Bir hükümet sözcüsü, SBOC’nin ve Kanal önceliğinin İçişleri Bakanlığı’na geri dönmesinin “sınırlarımızın ve topluluklarımızın güvenliğini ve egemenliğini sağlamaya yönelik uzun vadeli planımızda önemli bir dönüm noktası olduğunu söyledi. iltica sistemini düzeltin ve sorumlu kaçakçıları adalete teslim edin”.

Birleşik Krallık’a yasadışı yollardan giren insan sayısının 2022’de “sürdürülemez ve kabul edilemez” bir seviyeye ulaştığını da sözlerine eklediler.

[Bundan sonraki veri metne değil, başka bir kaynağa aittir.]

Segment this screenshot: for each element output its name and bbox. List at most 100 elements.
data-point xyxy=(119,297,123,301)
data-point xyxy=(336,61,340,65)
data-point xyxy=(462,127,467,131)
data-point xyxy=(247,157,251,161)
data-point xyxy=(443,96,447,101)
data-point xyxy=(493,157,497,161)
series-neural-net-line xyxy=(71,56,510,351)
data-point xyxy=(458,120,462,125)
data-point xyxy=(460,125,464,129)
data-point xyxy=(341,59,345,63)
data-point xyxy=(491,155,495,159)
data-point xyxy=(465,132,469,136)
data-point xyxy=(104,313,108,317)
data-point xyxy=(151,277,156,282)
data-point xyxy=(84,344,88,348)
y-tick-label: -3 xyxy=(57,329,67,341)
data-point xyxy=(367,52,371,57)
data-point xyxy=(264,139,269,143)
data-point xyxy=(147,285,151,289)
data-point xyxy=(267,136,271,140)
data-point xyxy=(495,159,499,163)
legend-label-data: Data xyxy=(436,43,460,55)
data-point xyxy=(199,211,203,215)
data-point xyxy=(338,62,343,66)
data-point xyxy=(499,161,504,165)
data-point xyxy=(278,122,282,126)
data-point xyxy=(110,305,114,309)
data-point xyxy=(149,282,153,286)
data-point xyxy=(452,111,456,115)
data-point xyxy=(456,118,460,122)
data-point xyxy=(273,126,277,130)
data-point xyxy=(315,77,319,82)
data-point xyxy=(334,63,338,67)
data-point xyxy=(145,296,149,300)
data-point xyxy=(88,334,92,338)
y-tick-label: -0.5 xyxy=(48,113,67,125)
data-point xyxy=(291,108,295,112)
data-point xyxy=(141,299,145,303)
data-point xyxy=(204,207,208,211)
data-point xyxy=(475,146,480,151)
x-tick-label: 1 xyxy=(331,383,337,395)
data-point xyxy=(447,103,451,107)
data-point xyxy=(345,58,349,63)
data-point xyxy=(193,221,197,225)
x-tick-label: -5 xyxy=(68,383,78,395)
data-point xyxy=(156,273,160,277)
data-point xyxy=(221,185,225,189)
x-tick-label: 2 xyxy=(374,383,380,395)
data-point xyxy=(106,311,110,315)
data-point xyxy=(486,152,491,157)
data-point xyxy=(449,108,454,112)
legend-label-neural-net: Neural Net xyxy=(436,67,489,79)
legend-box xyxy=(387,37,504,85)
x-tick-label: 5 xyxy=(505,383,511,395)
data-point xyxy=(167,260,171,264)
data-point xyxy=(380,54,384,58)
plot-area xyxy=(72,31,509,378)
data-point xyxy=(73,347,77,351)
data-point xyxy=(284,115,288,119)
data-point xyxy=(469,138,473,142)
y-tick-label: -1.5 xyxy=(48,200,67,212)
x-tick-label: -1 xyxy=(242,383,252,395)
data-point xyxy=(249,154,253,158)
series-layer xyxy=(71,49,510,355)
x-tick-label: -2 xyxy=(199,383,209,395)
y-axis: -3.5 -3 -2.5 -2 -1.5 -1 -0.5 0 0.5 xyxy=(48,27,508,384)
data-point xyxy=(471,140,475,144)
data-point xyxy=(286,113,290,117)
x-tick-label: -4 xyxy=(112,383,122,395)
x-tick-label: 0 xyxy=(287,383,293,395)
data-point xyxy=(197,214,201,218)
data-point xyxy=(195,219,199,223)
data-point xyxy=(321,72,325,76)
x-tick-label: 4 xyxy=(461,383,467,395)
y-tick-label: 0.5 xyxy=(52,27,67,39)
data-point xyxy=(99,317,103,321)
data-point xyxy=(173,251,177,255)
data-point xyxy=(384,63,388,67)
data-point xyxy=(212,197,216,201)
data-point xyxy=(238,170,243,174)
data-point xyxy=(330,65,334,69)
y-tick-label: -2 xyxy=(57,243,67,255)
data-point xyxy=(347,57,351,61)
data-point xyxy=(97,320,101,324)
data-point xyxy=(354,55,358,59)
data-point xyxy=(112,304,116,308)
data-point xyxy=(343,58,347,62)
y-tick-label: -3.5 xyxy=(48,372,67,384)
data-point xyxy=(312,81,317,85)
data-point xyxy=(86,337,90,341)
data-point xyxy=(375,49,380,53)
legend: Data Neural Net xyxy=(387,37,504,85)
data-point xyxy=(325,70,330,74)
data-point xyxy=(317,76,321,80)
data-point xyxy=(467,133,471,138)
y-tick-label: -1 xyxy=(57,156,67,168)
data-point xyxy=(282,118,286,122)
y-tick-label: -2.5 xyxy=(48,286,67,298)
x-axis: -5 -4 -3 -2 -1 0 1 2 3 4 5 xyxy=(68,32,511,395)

Bununla birlikte, Aralık 2021 tarihli bir Temyiz Mahkemesi kararı, özellikle “yalnızca bir iddiada bulunmak için Birleşik Krallık sınırlarına varmaya çalışan bir sığınmacının ülkeye yasa dışı bir şekilde girmediği veya girmeye teşebbüs etmediği” hükmüne varmıştır.

Nisan 2022’de yasalaşan Vatandaşlık ve Sınırlar Yasası, o zamandan beri insanların vize veya özel izin olmaksızın bilerek Birleşik Krallık’a girmelerini yasa dışı hale getirdi, ancak sığınmacılar hâlâ Birleşik Krallık dışında koruma için başvuramıyorlar, bu da şu anlama geliyor: ancak geldikten sonra iltica başvurusunda bulunabilir.

Birleşmiş Milletler Mülteci Ajansı, eylemin 1951 Mülteci Sözleşmesi’ni baltaladığını ve “savunmasız insanların yaşamlarını ve refahını riske atacağını” söyledi.

Ocak 2023’te Birleşik Krallık hükümeti, mevcut göçmenlik suçlarını – çevrimiçi olarak en ciddi ve yaygın yasa dışı içeriği veya etkinliği temsil eden ve teknoloji firmalarının proaktif olarak önlemek zorunda kalacakları – öncelikli suçlar listesine dahil etmek için yaklaşan Çevrimiçi Güvenlik Yasasını değiştirmeyi önerdi. yani teknoloji şirketleri, İngiliz Kanalı’nı geçen insanların “bu faaliyeti olumlu bir şekilde gösteren” videolarını kaldırmak zorunda kalabilir.

Firmalar, öncelikli suçlarla proaktif bir şekilde mücadele ederken, kullanıcıların daha ilk etapta bunlarla karşılaşmasını önleyen özellikler, işlevler ve algoritmalar tasarlamalı ve içeriğin hizmetlerinde bulunduğu süreyi en aza indirmek için çalışmalıdır.

Şu anda hükümetin yeni kurulan Bilim, Yenilik ve Teknoloji Departmanından (DSIT) sorumlu olan dönemin dijital bakanı Michelle Donelan, “bu nedenle, bu değişikliğin sonucu olarak platformlar, ilgili içeriği proaktif olarak kaldırmak zorunda kalacak” dedi. İngiliz Kanalı geçişleri.